The Importance of Listening

The Declaration of Independence by John Trumbull

When America was in its infancy a group of lawmakers and statesmen met to draft a document called The Declaration of Independence. The colonies in America had suffered tyranny under Great Britain and were in the middle of a bloody revolution to win freedom for its people.

This is the background for this painting. As important as this document was and is to our country it's not this that makes this picture so telling. First we see that 48 men are assembled and all of them are in order and respectful of each other. The chairman of the assembly sits at the head of the room and respectfully listens to his five colleagues standing before his desk.

There is no undue talking going on in the room because the men are listening to the proceedings. The semi circle arrangement of chairs lets the men see each other and extend the courtesy of attentiveness to their colleagues. It is this attitude of listening that produced such a great document.

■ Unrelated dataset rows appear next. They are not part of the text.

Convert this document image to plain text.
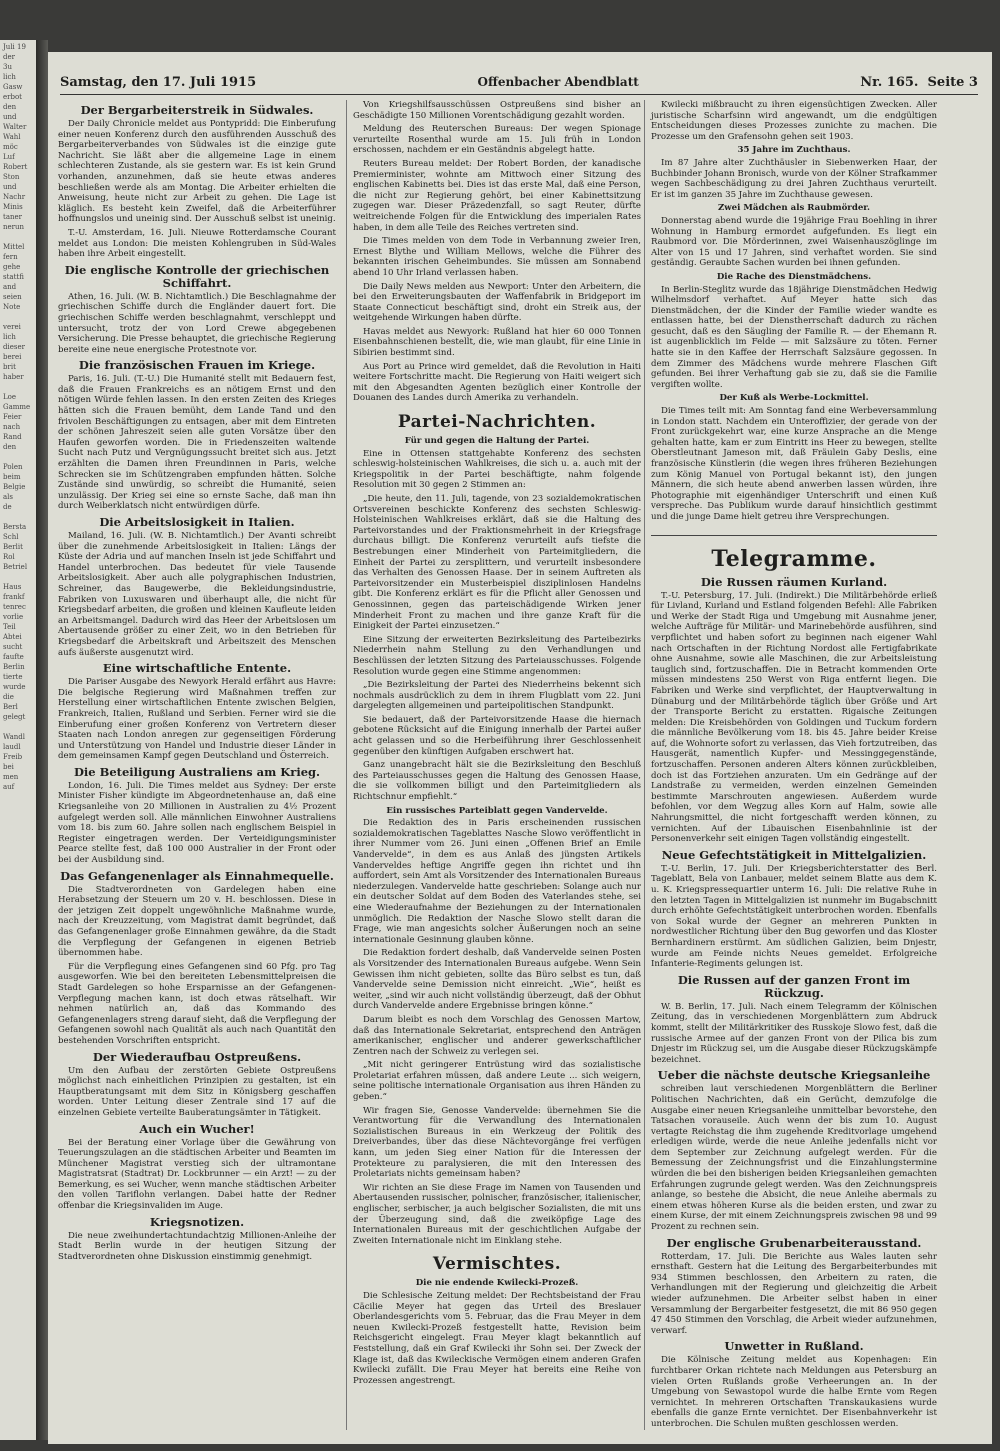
Juli 19
der
3u
lich
Gasw
erbot
den
und
Walter
Wahl
möc
Luf
Robert
Ston
und
Nachr
Minis
taner
nerun

Mittel
fern
gehe
stattfi
and
seien
Note

verei
lich
dieser
berei
brit
haber

Loe
Gamme
Feier
nach
Rand
den

Polen
beim
Belgie
als
de

Bersta
Schl
Berlit
Rol
Betriel

Haus
frankf
tenrec
vorlie
Teil
Abtei
sucht
faufte
Berlin
tierte
wurde
die
Berl
gelegt

Wandl
laudl
Freib
bei
men
auf
Samstag, den 17. Juli 1915	Offenbacher Abendblatt	Nr. 165. Seite 3
Der Bergarbeiterstreik in Südwales.

Der Daily Chronicle meldet aus Pontypridd: Die Einberufung einer neuen Konferenz durch den ausführenden Ausschuß des Bergarbeiterverbandes von Südwales ist die einzige gute Nachricht. Sie läßt aber die allgemeine Lage in einem schlechteren Zustande, als sie gestern war. Es ist kein Grund vorhanden, anzunehmen, daß sie heute etwas anderes beschließen werde als am Montag. Die Arbeiter erhielten die Anweisung, heute nicht zur Arbeit zu gehen. Die Lage ist kläglich. Es besteht kein Zweifel, daß die Arbeiterführer hoffnungslos und uneinig sind. Der Ausschuß selbst ist uneinig.

T.-U. Amsterdam, 16. Juli. Nieuwe Rotterdamsche Courant meldet aus London: Die meisten Kohlengruben in Süd-Wales haben ihre Arbeit eingestellt.

Die englische Kontrolle der griechischen Schiffahrt.

Athen, 16. Juli. (W. B. Nichtamtlich.) Die Beschlagnahme der griechischen Schiffe durch die Engländer dauert fort. Die griechischen Schiffe werden beschlagnahmt, verschleppt und untersucht, trotz der von Lord Crewe abgegebenen Versicherung. Die Presse behauptet, die griechische Regierung bereite eine neue energische Protestnote vor.

Die französischen Frauen im Kriege.

Paris, 16. Juli. (T.-U.) Die Humanité stellt mit Bedauern fest, daß die Frauen Frankreichs es an nötigem Ernst und den nötigen Würde fehlen lassen. In den ersten Zeiten des Krieges hätten sich die Frauen bemüht, dem Lande Tand und den frivolen Beschäftigungen zu entsagen, aber mit dem Eintreten der schönen Jahreszeit seien alle guten Vorsätze über den Haufen geworfen worden. Die in Friedenszeiten waltende Sucht nach Putz und Vergnügungssucht breitet sich aus. Jetzt erzählten die Damen ihren Freundinnen in Paris, welche Schrecken sie im Schützengraben empfunden hätten. Solche Zustände sind unwürdig, so schreibt die Humanité, seien unzulässig. Der Krieg sei eine so ernste Sache, daß man ihn durch Weiberklatsch nicht entwürdigen dürfe.

Die Arbeitslosigkeit in Italien.

Mailand, 16. Juli. (W. B. Nichtamtlich.) Der Avanti schreibt über die zunehmende Arbeitslosigkeit in Italien: Längs der Küste der Adria und auf manchen Inseln ist jede Schiffahrt und Handel unterbrochen. Das bedeutet für viele Tausende Arbeitslosigkeit. Aber auch alle polygraphischen Industrien, Schreiner, das Baugewerbe, die Bekleidungsindustrie, Fabriken von Luxuswaren und überhaupt alle, die nicht für Kriegsbedarf arbeiten, die großen und kleinen Kaufleute leiden an Arbeitsmangel. Dadurch wird das Heer der Arbeitslosen um Abertausende größer zu einer Zeit, wo in den Betrieben für Kriegsbedarf die Arbeitskraft und Arbeitszeit des Menschen aufs äußerste ausgenutzt wird.

Eine wirtschaftliche Entente.

Die Pariser Ausgabe des Newyork Herald erfährt aus Havre: Die belgische Regierung wird Maßnahmen treffen zur Herstellung einer wirtschaftlichen Entente zwischen Belgien, Frankreich, Italien, Rußland und Serbien. Ferner wird sie die Einberufung einer großen Konferenz von Vertretern dieser Staaten nach London anregen zur gegenseitigen Förderung und Unterstützung von Handel und Industrie dieser Länder in dem gemeinsamen Kampf gegen Deutschland und Österreich.

Die Beteiligung Australiens am Krieg.

London, 16. Juli. Die Times meldet aus Sydney: Der erste Minister Fisher kündigte im Abgeordnetenhause an, daß eine Kriegsanleihe von 20 Millionen in Australien zu 4½ Prozent aufgelegt werden soll. Alle männlichen Einwohner Australiens vom 18. bis zum 60. Jahre sollen nach englischem Beispiel in Register eingetragen werden. Der Verteidigungsminister Pearce stellte fest, daß 100 000 Australier in der Front oder bei der Ausbildung sind.

Das Gefangenenlager als Einnahmequelle.

Die Stadtverordneten von Gardelegen haben eine Herabsetzung der Steuern um 20 v. H. beschlossen. Diese in der jetzigen Zeit doppelt ungewöhnliche Maßnahme wurde, nach der Kreuzzeitung, vom Magistrat damit begründet, daß das Gefangenenlager große Einnahmen gewähre, da die Stadt die Verpflegung der Gefangenen in eigenen Betrieb übernommen habe.

Für die Verpflegung eines Gefangenen sind 60 Pfg. pro Tag ausgeworfen. Wie bei den bereiteten Lebensmittelpreisen die Stadt Gardelegen so hohe Ersparnisse an der Gefangenen-Verpflegung machen kann, ist doch etwas rätselhaft. Wir nehmen natürlich an, daß das Kommando des Gefangenenlagers streng darauf sieht, daß die Verpflegung der Gefangenen sowohl nach Qualität als auch nach Quantität den bestehenden Vorschriften entspricht.

Der Wiederaufbau Ostpreußens.

Um den Aufbau der zerstörten Gebiete Ostpreußens möglichst nach einheitlichen Prinzipien zu gestalten, ist ein Hauptberatungsamt mit dem Sitz in Königsberg geschaffen worden. Unter Leitung dieser Zentrale sind 17 auf die einzelnen Gebiete verteilte Bauberatungsämter in Tätigkeit.

Auch ein Wucher!

Bei der Beratung einer Vorlage über die Gewährung von Teuerungszulagen an die städtischen Arbeiter und Beamten im Münchener Magistrat verstieg sich der ultramontane Magistratsrat (Stadtrat) Dr. Lockbrunner — ein Arzt! — zu der Bemerkung, es sei Wucher, wenn manche städtischen Arbeiter den vollen Tariflohn verlangen. Dabei hatte der Redner offenbar die Kriegsinvaliden im Auge.

Kriegsnotizen.

Die neue zweihundertachtundachtzig Millionen-Anleihe der Stadt Berlin wurde in der heutigen Sitzung der Stadtverordneten ohne Diskussion einstimmig genehmigt.

Von Kriegshilfsausschüssen Ostpreußens sind bisher an Geschädigte 150 Millionen Vorentschädigung gezahlt worden.

Meldung des Reuterschen Bureaus: Der wegen Spionage verurteilte Rosenthal wurde am 15. Juli früh in London erschossen, nachdem er ein Geständnis abgelegt hatte.

Reuters Bureau meldet: Der Robert Borden, der kanadische Premierminister, wohnte am Mittwoch einer Sitzung des englischen Kabinetts bei. Dies ist das erste Mal, daß eine Person, die nicht zur Regierung gehört, bei einer Kabinettsitzung zugegen war. Dieser Präzedenzfall, so sagt Reuter, dürfte weitreichende Folgen für die Entwicklung des imperialen Rates haben, in dem alle Teile des Reiches vertreten sind.

Die Times melden von dem Tode in Verbannung zweier Iren, Ernest Blythe und William Mellows, welche die Führer des bekannten irischen Geheimbundes. Sie müssen am Sonnabend abend 10 Uhr Irland verlassen haben.

Die Daily News melden aus Newport: Unter den Arbeitern, die bei den Erweiterungsbauten der Waffenfabrik in Bridgeport im Staate Connecticut beschäftigt sind, droht ein Streik aus, der weitgehende Wirkungen haben dürfte.

Havas meldet aus Newyork: Rußland hat hier 60 000 Tonnen Eisenbahnschienen bestellt, die, wie man glaubt, für eine Linie in Sibirien bestimmt sind.

Aus Port au Prince wird gemeldet, daß die Revolution in Haiti weitere Fortschritte macht. Die Regierung von Haiti weigert sich mit den Abgesandten Agenten bezüglich einer Kontrolle der Douanen des Landes durch Amerika zu verhandeln.

Partei-Nachrichten.
Für und gegen die Haltung der Partei.

Eine in Ottensen stattgehabte Konferenz des sechsten schleswig-holsteinischen Wahlkreises, die sich u. a. auch mit der Kriegspolitik in der Partei beschäftigte, nahm folgende Resolution mit 30 gegen 2 Stimmen an:

„Die heute, den 11. Juli, tagende, von 23 sozialdemokratischen Ortsvereinen beschickte Konferenz des sechsten Schleswig-Holsteinischen Wahlkreises erklärt, daß sie die Haltung des Parteivorstandes und der Fraktionsmehrheit in der Kriegsfrage durchaus billigt. Die Konferenz verurteilt aufs tiefste die Bestrebungen einer Minderheit von Parteimitgliedern, die Einheit der Partei zu zersplittern, und verurteilt insbesondere das Verhalten des Genossen Haase. Der in seinem Auftreten als Parteivorsitzender ein Musterbeispiel disziplinlosen Handelns gibt. Die Konferenz erklärt es für die Pflicht aller Genossen und Genossinnen, gegen das parteischädigende Wirken jener Minderheit Front zu machen und ihre ganze Kraft für die Einigkeit der Partei einzusetzen.“

Eine Sitzung der erweiterten Bezirksleitung des Parteibezirks Niederrhein nahm Stellung zu den Verhandlungen und Beschlüssen der letzten Sitzung des Parteiausschusses. Folgende Resolution wurde gegen eine Stimme angenommen:

„Die Bezirksleitung der Partei des Niederrheins bekennt sich nochmals ausdrücklich zu dem in ihrem Flugblatt vom 22. Juni dargelegten allgemeinen und parteipolitischen Standpunkt.

Sie bedauert, daß der Parteivorsitzende Haase die hiernach gebotene Rücksicht auf die Einigung innerhalb der Partei außer acht gelassen und so die Herbeiführung ihrer Geschlossenheit gegenüber den künftigen Aufgaben erschwert hat.

Ganz unangebracht hält sie die Bezirksleitung den Beschluß des Parteiausschusses gegen die Haltung des Genossen Haase, die sie vollkommen billigt und den Parteimitgliedern als Richtschnur empfiehlt.“

Ein russisches Parteiblatt gegen Vandervelde.

Die Redaktion des in Paris erscheinenden russischen sozialdemokratischen Tageblattes Nasche Slowo veröffentlicht in ihrer Nummer vom 26. Juni einen „Offenen Brief an Emile Vandervelde“, in dem es aus Anlaß des jüngsten Artikels Vanderveldes heftige Angriffe gegen ihn richtet und ihn auffordert, sein Amt als Vorsitzender des Internationalen Bureaus niederzulegen. Vandervelde hatte geschrieben: Solange auch nur ein deutscher Soldat auf dem Boden des Vaterlandes stehe, sei eine Wiederaufnahme der Beziehungen zu der Internationalen unmöglich. Die Redaktion der Nasche Slowo stellt daran die Frage, wie man angesichts solcher Äußerungen noch an seine internationale Gesinnung glauben könne.

Die Redaktion fordert deshalb, daß Vandervelde seinen Posten als Vorsitzender des Internationalen Bureaus aufgebe. Wenn Sein Gewissen ihm nicht gebieten, sollte das Büro selbst es tun, daß Vandervelde seine Demission nicht einreicht. „Wie“, heißt es weiter, „sind wir auch nicht vollständig überzeugt, daß der Obhut durch Vandervelde andere Ergebnisse bringen könne.“

Darum bleibt es noch dem Vorschlag des Genossen Martow, daß das Internationale Sekretariat, entsprechend den Anträgen amerikanischer, englischer und anderer gewerkschaftlicher Zentren nach der Schweiz zu verlegen sei.

„Mit nicht geringerer Entrüstung wird das sozialistische Proletariat erfahren müssen, daß andere Leute ... sich weigern, seine politische internationale Organisation aus ihren Händen zu geben.“

Wir fragen Sie, Genosse Vandervelde: übernehmen Sie die Verantwortung für die Verwandlung des Internationalen Sozialistischen Bureaus in ein Werkzeug der Politik des Dreiverbandes, über das diese Nächtevorgänge frei verfügen kann, um jeden Sieg einer Nation für die Interessen der Protekteure zu paralysieren, die mit den Interessen des Proletariats nichts gemeinsam haben?

Wir richten an Sie diese Frage im Namen von Tausenden und Abertausenden russischer, polnischer, französischer, italienischer, englischer, serbischer, ja auch belgischer Sozialisten, die mit uns der Überzeugung sind, daß die zweiköpfige Lage des Internationalen Bureaus mit der geschichtlichen Aufgabe der Zweiten Internationale nicht im Einklang stehe.

Vermischtes.
Die nie endende Kwilecki-Prozeß.

Die Schlesische Zeitung meldet: Der Rechtsbeistand der Frau Cäcilie Meyer hat gegen das Urteil des Breslauer Oberlandesgerichts vom 5. Februar, das die Frau Meyer in dem neuen Kwilecki-Prozeß festgestellt hatte, Revision beim Reichsgericht eingelegt. Frau Meyer klagt bekanntlich auf Feststellung, daß ein Graf Kwilecki ihr Sohn sei. Der Zweck der Klage ist, daß das Kwileckische Vermögen einem anderen Grafen Kwilecki zufällt. Die Frau Meyer hat bereits eine Reihe von Prozessen angestrengt.

Kwilecki mißbraucht zu ihren eigensüchtigen Zwecken. Aller juristische Scharfsinn wird angewandt, um die endgültigen Entscheidungen dieses Prozesses zunichte zu machen. Die Prozesse um den Grafensohn gehen seit 1903.

35 Jahre im Zuchthaus.

Im 87 Jahre alter Zuchthäusler in Siebenwerken Haar, der Buchbinder Johann Bronisch, wurde von der Kölner Strafkammer wegen Sachbeschädigung zu drei Jahren Zuchthaus verurteilt. Er ist im ganzen 35 Jahre im Zuchthause gewesen.

Zwei Mädchen als Raubmörder.

Donnerstag abend wurde die 19jährige Frau Boehling in ihrer Wohnung in Hamburg ermordet aufgefunden. Es liegt ein Raubmord vor. Die Mörderinnen, zwei Waisenhauszöglinge im Alter von 15 und 17 Jahren, sind verhaftet worden. Sie sind geständig. Geraubte Sachen wurden bei ihnen gefunden.

Die Rache des Dienstmädchens.

In Berlin-Steglitz wurde das 18jährige Dienstmädchen Hedwig Wilhelmsdorf verhaftet. Auf Meyer hatte sich das Dienstmädchen, der die Kinder der Familie wieder wandte es entlassen hatte, bei der Dienstherrschaft dadurch zu rächen gesucht, daß es den Säugling der Familie R. — der Ehemann R. ist augenblicklich im Felde — mit Salzsäure zu töten. Ferner hatte sie in den Kaffee der Herrschaft Salzsäure gegossen. In dem Zimmer des Mädchens wurde mehrere Flaschen Gift gefunden. Bei ihrer Verhaftung gab sie zu, daß sie die Familie vergiften wollte.

Der Kuß als Werbe-Lockmittel.

Die Times teilt mit: Am Sonntag fand eine Werbeversammlung in London statt. Nachdem ein Unteroffizier, der gerade von der Front zurückgekehrt war, eine kurze Ansprache an die Menge gehalten hatte, kam er zum Eintritt ins Heer zu bewegen, stellte Oberstleutnant Jameson mit, daß Fräulein Gaby Deslis, eine französische Künstlerin (die wegen ihres früheren Beziehungen zum König Manuel von Portugal bekannt ist), den jungen Männern, die sich heute abend anwerben lassen würden, ihre Photographie mit eigenhändiger Unterschrift und einen Kuß verspreche. Das Publikum wurde darauf hinsichtlich gestimmt und die junge Dame hielt getreu ihre Versprechungen.

Telegramme.
Die Russen räumen Kurland.

T.-U. Petersburg, 17. Juli. (Indirekt.) Die Militärbehörde erließ für Livland, Kurland und Estland folgenden Befehl: Alle Fabriken und Werke der Stadt Riga und Umgebung mit Ausnahme jener, welche Aufträge für Militär- und Marinebehörde ausführen, sind verpflichtet und haben sofort zu beginnen nach eigener Wahl nach Ortschaften in der Richtung Nordost alle Fertigfabrikate ohne Ausnahme, sowie alle Maschinen, die zur Arbeitsleistung tauglich sind, fortzuschaffen. Die in Betracht kommenden Orte müssen mindestens 250 Werst von Riga entfernt liegen. Die Fabriken und Werke sind verpflichtet, der Hauptverwaltung in Dünaburg und der Militärbehörde täglich über Größe und Art der Transporte Bericht zu erstatten. Rigaische Zeitungen melden: Die Kreisbehörden von Goldingen und Tuckum fordern die männliche Bevölkerung vom 18. bis 45. Jahre beider Kreise auf, die Wohnorte sofort zu verlassen, das Vieh fortzutreiben, das Hausgerät, namentlich Kupfer- und Messinggegenstände, fortzuschaffen. Personen anderen Alters können zurückbleiben, doch ist das Fortziehen anzuraten. Um ein Gedränge auf der Landstraße zu vermeiden, werden einzelnen Gemeinden bestimmte Marschrouten angewiesen. Außerdem wurde befohlen, vor dem Wegzug alles Korn auf Halm, sowie alle Nahrungsmittel, die nicht fortgeschafft werden können, zu vernichten. Auf der Libauischen Eisenbahnlinie ist der Personenverkehr seit einigen Tagen vollständig eingestellt.

Neue Gefechtstätigkeit in Mittelgalizien.

T.-U. Berlin, 17. Juli. Der Kriegsberichterstatter des Berl. Tageblatt, Bela von Lanbauer, meldet seinem Blatte aus dem K. u. K. Kriegspressequartier unterm 16. Juli: Die relative Ruhe in den letzten Tagen in Mittelgalizien ist nunmehr im Bugabschnitt durch erhöhte Gefechtstätigkeit unterbrochen worden. Ebenfalls von Sokal wurde der Gegner an mehreren Punkten in nordwestlicher Richtung über den Bug geworfen und das Kloster Bernhardinern erstürmt. Am südlichen Galizien, beim Dnjestr, wurde am Feinde nichts Neues gemeldet. Erfolgreiche Infanterie-Regiments gelungen ist.

Die Russen auf der ganzen Front im Rückzug.

W. B. Berlin, 17. Juli. Nach einem Telegramm der Kölnischen Zeitung, das in verschiedenen Morgenblättern zum Abdruck kommt, stellt der Militärkritiker des Russkoje Slowo fest, daß die russische Armee auf der ganzen Front von der Pilica bis zum Dnjestr im Rückzug sei, um die Ausgabe dieser Rückzugskämpfe bezeichnet.

Ueber die nächste deutsche Kriegsanleihe

schreiben laut verschiedenen Morgenblättern die Berliner Politischen Nachrichten, daß ein Gerücht, demzufolge die Ausgabe einer neuen Kriegsanleihe unmittelbar bevorstehe, den Tatsachen vorauseile. Auch wenn der bis zum 10. August vertagte Reichstag die ihm zugehende Kreditvorlage umgehend erledigen würde, werde die neue Anleihe jedenfalls nicht vor dem September zur Zeichnung aufgelegt werden. Für die Bemessung der Zeichnungsfrist und die Einzahlungstermine würden die bei den bisherigen beiden Kriegsanleihen gemachten Erfahrungen zugrunde gelegt werden. Was den Zeichnungspreis anlange, so bestehe die Absicht, die neue Anleihe abermals zu einem etwas höheren Kurse als die beiden ersten, und zwar zu einem Kurse, der mit einem Zeichnungspreis zwischen 98 und 99 Prozent zu rechnen sein.

Der englische Grubenarbeiterausstand.

Rotterdam, 17. Juli. Die Berichte aus Wales lauten sehr ernsthaft. Gestern hat die Leitung des Bergarbeiterbundes mit 934 Stimmen beschlossen, den Arbeitern zu raten, die Verhandlungen mit der Regierung und gleichzeitig die Arbeit wieder aufzunehmen. Die Arbeiter selbst haben in einer Versammlung der Bergarbeiter festgesetzt, die mit 86 950 gegen 47 450 Stimmen den Vorschlag, die Arbeit wieder aufzunehmen, verwarf.

Unwetter in Rußland.

Die Kölnische Zeitung meldet aus Kopenhagen: Ein furchtbarer Orkan richtete nach Meldungen aus Petersburg an vielen Orten Rußlands große Verheerungen an. In der Umgebung von Sewastopol wurde die halbe Ernte vom Regen vernichtet. In mehreren Ortschaften Transkaukasiens wurde ebenfalls die ganze Ernte vernichtet. Der Eisenbahnverkehr ist unterbrochen. Die Schulen mußten geschlossen werden.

You might think it came about because there was a lot of talking, personal opinions and arguments won and lost. But I believe that the real work these men did was to listen to each other.

Every mind is preset with our own thoughts, opinions, and judgments. But it's the mind that is open to the footsteps of God that allows for truth and righteousness to come forth. If we have learned to listen to God then we are also able to listen to men. But, if we "know-it-all" then we'll miss what God and others have to say. All big ideas have come because we've listened first.